En barbarie
En pensant au corps et aux nombreuses circonstances où il est dépouillé de toute dignité, je me suis souvenue de photos que j’avais prises.
C’était un bizutage en classe préparatoire, en 1989, deux ans après avoir moi-même subi le même genre d’humiliations. J’avais l’impression de prendre une forme de revanche en photographiant ces scènes qu’avec le recul je ne comprends toujours pas. Je possédais alors un appareil photo merveilleux, un rollei 35 qui ne faisait aucun bruit et, avec quelques précautions et à condition de renoncer à tout effort de cadrage, ne se remarquait pas.
Je me suis promenée toute la journée parmi les acteurs (très occupés et absolument indifférents à ma présence) de cette énigme absolue.
Ne voulant pas être interrompue dans ce que je considérais, non sans naïveté, comme la construction d’un témoignage indispensable, j’agissais assez vite ; voilà qui explique que la plupart des photos que j’ai prises se soient révélées inexploitables (c’était la préhistoire, l’époque prénumérique où on ne pouvait rien savoir de la qualité des photos avant le développement…).
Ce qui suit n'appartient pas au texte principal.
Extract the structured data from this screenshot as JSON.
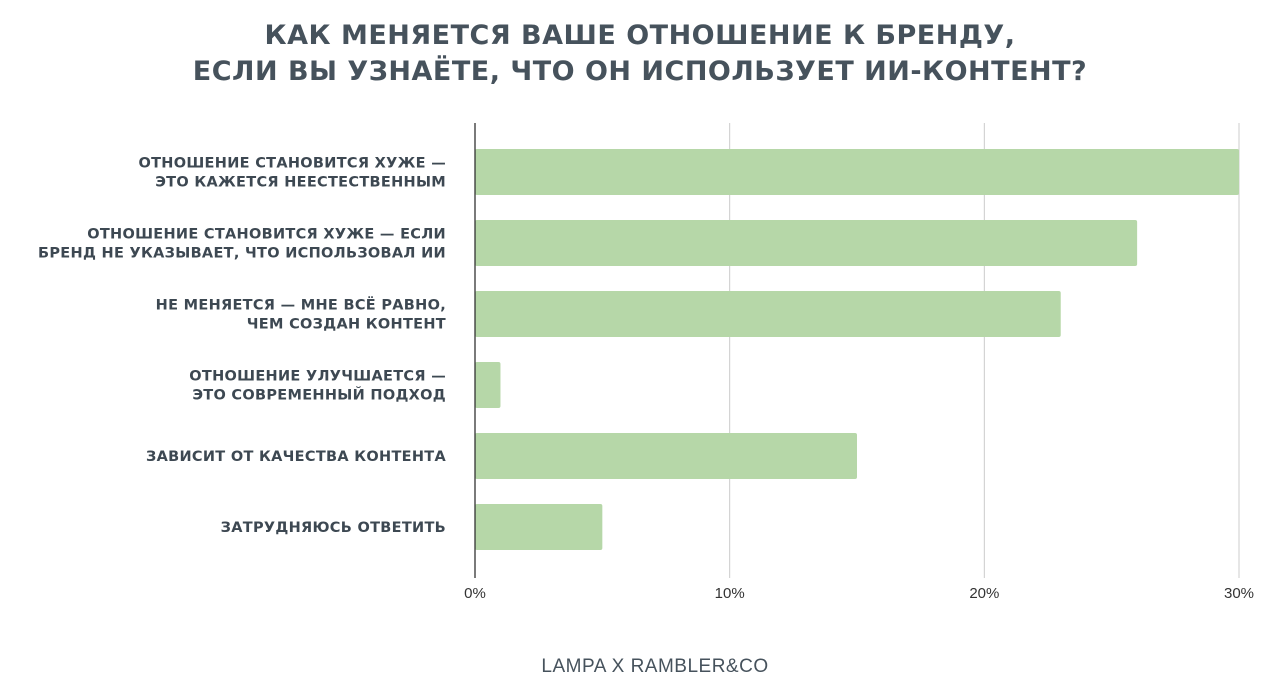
{
  "chart_data": {
    "type": "bar",
    "orientation": "horizontal",
    "title": [
      "КАК МЕНЯЕТСЯ ВАШЕ ОТНОШЕНИЕ К БРЕНДУ,",
      "ЕСЛИ ВЫ УЗНАЁТЕ, ЧТО ОН ИСПОЛЬЗУЕТ ИИ-КОНТЕНТ?"
    ],
    "categories": [
      [
        "ОТНОШЕНИЕ СТАНОВИТСЯ ХУЖЕ —",
        "ЭТО КАЖЕТСЯ НЕЕСТЕСТВЕННЫМ"
      ],
      [
        "ОТНОШЕНИЕ СТАНОВИТСЯ ХУЖЕ — ЕСЛИ",
        "БРЕНД НЕ УКАЗЫВАЕТ, ЧТО ИСПОЛЬЗОВАЛ ИИ"
      ],
      [
        "НЕ МЕНЯЕТСЯ — МНЕ ВСЁ РАВНО,",
        "ЧЕМ СОЗДАН КОНТЕНТ"
      ],
      [
        "ОТНОШЕНИЕ УЛУЧШАЕТСЯ —",
        "ЭТО СОВРЕМЕННЫЙ ПОДХОД"
      ],
      [
        "ЗАВИСИТ ОТ КАЧЕСТВА КОНТЕНТА"
      ],
      [
        "ЗАТРУДНЯЮСЬ ОТВЕТИТЬ"
      ]
    ],
    "values": [
      30,
      26,
      23,
      1,
      15,
      5
    ],
    "xlim": [
      0,
      30
    ],
    "xticks": [
      0,
      10,
      20,
      30
    ],
    "xtick_labels": [
      "0%",
      "10%",
      "20%",
      "30%"
    ],
    "grid": true,
    "bar_color": "#b6d7a8"
  },
  "source": "LAMPA X RAMBLER&CO"
}
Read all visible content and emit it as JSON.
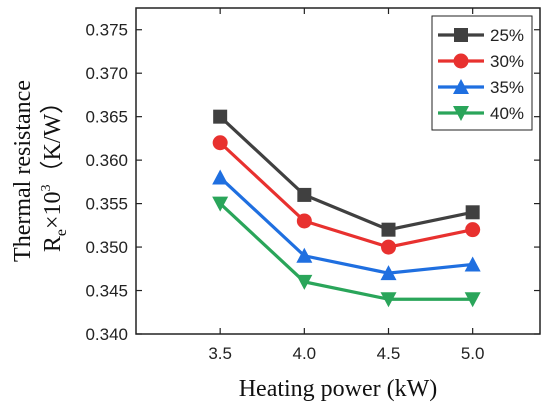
{
  "chart_data": {
    "type": "line",
    "xlabel": "Heating power (kW)",
    "ylabel_line1": "Thermal resistance",
    "ylabel_line2": "R",
    "ylabel_sub": "e",
    "ylabel_mid": "×10",
    "ylabel_sup": "3",
    "ylabel_unit": "（K/W）",
    "x": [
      3.5,
      4.0,
      4.5,
      5.0
    ],
    "x_tick_labels": [
      "3.5",
      "4.0",
      "4.5",
      "5.0"
    ],
    "xlim": [
      3.0,
      5.4
    ],
    "ylim": [
      0.34,
      0.3775
    ],
    "y_ticks": [
      0.34,
      0.345,
      0.35,
      0.355,
      0.36,
      0.365,
      0.37,
      0.375
    ],
    "y_tick_labels": [
      "0.340",
      "0.345",
      "0.350",
      "0.355",
      "0.360",
      "0.365",
      "0.370",
      "0.375"
    ],
    "grid": false,
    "legend_position": "top-right",
    "series": [
      {
        "name": "25%",
        "color": "#404040",
        "marker": "square",
        "values": [
          0.365,
          0.356,
          0.352,
          0.354
        ]
      },
      {
        "name": "30%",
        "color": "#e8312f",
        "marker": "circle",
        "values": [
          0.362,
          0.353,
          0.35,
          0.352
        ]
      },
      {
        "name": "35%",
        "color": "#1f6fe0",
        "marker": "triangle-up",
        "values": [
          0.358,
          0.349,
          0.347,
          0.348
        ]
      },
      {
        "name": "40%",
        "color": "#2aa55a",
        "marker": "triangle-down",
        "values": [
          0.355,
          0.346,
          0.344,
          0.344
        ]
      }
    ]
  }
}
A trois exceptions près, que je fournis et commente ici :
[portfolio_slideshow]
Amertume
Avec le recul, ce qui demeure, c’est la violence du mensonge qui entourait ces scènes de barbarie – comment appeler autrement de tels déchaînements ? et je ne parle pas de la situation bien plus invivable des internes, soumis jour et nuit pendant plus d’une semaine à la persécution.
Mensonge collectif au sujet d’une prétendue marginalisation de ceux qui auraient refusé d’être bizutés : comment peut-on le savoir si personne n’a essayé le rejet en masse?
Mensonge encore à propos de la solidarité que cette initiation ne manquerait pas de créer : quelle solidarité ? Où ça ? Jamais aucun de mes bizuteurs ne m’a, par la suite, adressé la parole. Qu’aurait-il pu, d’ailleurs, trouver à me dire ?
Hypocrisie du corps enseignant et administratif qui ne s’opposait pas et fermait les yeux : des gens pourtant parmi les plus éduqués qu’on puisse trouver ! On comprend mieux les attitudes de ceux qui ne sont pas censés disposer d’outils sophistiqués pour réfléchir à leurs actes.
Bref, si on se demande parfois comment définir le fascisme, pas besoin d’aller chercher les exemples très loin.